It's instant sculpture.
You walk into a photography studio, sit in a standard office chair. Hold extremely still for 15 seconds. No blinking for five.
A computerized camera shaped like the light over a dentist's chair swivels around you, shining a laser beam at your face and measuring distances to your head and shoulders from two fixed points. A quarter of a million different measurements are recorded in those 15 seconds.
That much of your time--plus at least $200 of your money--is all that's needed from you to create a piece of physical immortality. Or a reasonable facsimile.
The accumulated data (which now spans everything from the degree of fullness in your lips to the exact depth of the lines around your eyes) is fed into a computer and relayed, over telephone wires or by mail, to a computer-controlled mill in Pacific Grove, Calif.
A Bronze for $2,700
There, in about three hours, the mill carves a rather precise bust of your likeness. Two to 10 more hours are required for artisans to finish off the rough edges (or smooth out wrinkles, if you like) and apply a bronze or other coating of your choosing. (Fancier, cast bronze busts are also available to those willing to invest considerably more money--$2,700 for a full-size bust--and wait longer for the end result. Prices start at $200 for a finished quarter-size bust, which is about 4 inches tall.)
But compared to the typical time and expense required for artists to create lifelike busts (several thousand dollars and several months), this is zap sculpture, speed-of-light fast and decidedly lower priced.
Its creators call it Rapid 3-D Digitizing and they're being careful not to confuse it with fine art or Michelangelo with a laser. But they expect that their digital sculpture will do for three-dimensional objects what the Xerox machine did for two-dimensional material--multiply it like crazy.

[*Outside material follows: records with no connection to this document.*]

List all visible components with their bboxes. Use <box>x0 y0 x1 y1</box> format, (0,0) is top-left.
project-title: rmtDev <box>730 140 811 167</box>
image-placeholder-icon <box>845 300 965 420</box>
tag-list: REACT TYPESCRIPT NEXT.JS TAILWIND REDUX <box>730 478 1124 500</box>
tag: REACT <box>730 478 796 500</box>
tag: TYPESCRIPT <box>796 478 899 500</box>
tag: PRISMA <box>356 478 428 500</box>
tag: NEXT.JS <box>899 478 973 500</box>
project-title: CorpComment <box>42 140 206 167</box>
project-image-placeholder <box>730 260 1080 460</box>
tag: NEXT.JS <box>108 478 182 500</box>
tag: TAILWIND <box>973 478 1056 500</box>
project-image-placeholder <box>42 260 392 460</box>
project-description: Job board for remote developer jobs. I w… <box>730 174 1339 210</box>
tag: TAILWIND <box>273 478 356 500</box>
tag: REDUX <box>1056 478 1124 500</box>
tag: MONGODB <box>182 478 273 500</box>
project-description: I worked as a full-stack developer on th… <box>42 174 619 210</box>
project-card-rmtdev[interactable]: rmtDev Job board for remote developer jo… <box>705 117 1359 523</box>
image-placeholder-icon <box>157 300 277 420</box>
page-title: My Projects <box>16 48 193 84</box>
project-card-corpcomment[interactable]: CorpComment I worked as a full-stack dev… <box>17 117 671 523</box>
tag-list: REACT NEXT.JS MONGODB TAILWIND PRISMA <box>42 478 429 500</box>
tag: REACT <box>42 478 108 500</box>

And Lloyd and David Addleman, the father-and-son team from the Monterey area who invented the process, similarly like to think their machines may do for traditional sculpture what photography did to portrait painting--in short, make personal images easily and inexpensively available.
Aid in Surgery
Physicians who have experimented with the busts are also excited about using digital sculpture as an aid in cosmetic and reconstructive surgical procedures. Additional applications are being explored in such fields as manufacturing, criminology, archeology, engineering, anthropology, computer graphics and more.
For example, helmets for Lazer Tag, predicted to be one of the hot toys for the Christmas season, were designed using the digitizer. And representatives from the Army and Air Force have investigated the technology as a possible tool in fitting military uniforms, gas masks and other protective gear.
For now, though, the busts have been commercially available to the public for about a month in just two California test markets: Woodland Hills (through the Howard Kaish and Associates photo studio, where partner/photographer Curtis Dahl has sold 10 of the busts) and in Carmel (through Proud Portraits, where Tony Stender is still setting up the process and has only sold three).
And about 300 people, including Leonard Nimoy, William Shatner and other members of the cast of the upcoming "Star Trek IV" film have stopped in to sit for 15-second digitizing sessions at Cyberware Laboratory Inc., the Addlemans' Pacific Grove research and development firm. (It no longer sells to the public.) Now, Mr. Spock and Capt. Kirk have been dematerialized in previous "Star Trek" incarnations, but why were they recently digitized?
Computer animators from Industrial Light & Magic, George Lucas' special effects company that is creating the celluloid wizardry for "Star Trek IV," refused to tell even the Addlemans what use the actors' busts would serve. The Addlemans, however, put the stars' measurements to unexpected use; they created busts of Nimoy and Shatner in which the facial features were stretched--much like they would be in a fun house mirror. The inventors simply wanted to demonstrate one of their technology's more unusual possibilities on a couple of famous faces.
Other early users of the fast sculpture machinery have included such physicians as Dr. William Seare Jr., a Salt Lake City plastic surgeon in private practice. Seare has had his 3-D Digitizer for about six weeks and already calls it "invaluable."
Before and After
Thus far, he has used busts (cut from the light-but-tough polyurethane foam used in surfboards) to show three patients what they looked like before and possibly after surgery. During a "3-D consultation," priced at $500, Seare whittles away at a foam bust of the patient to show potential reductions. Or he adds material to the bust to demonstrate potential augmentations.
In one of the three cases in which he used before-and-after busts, the process made a huge difference.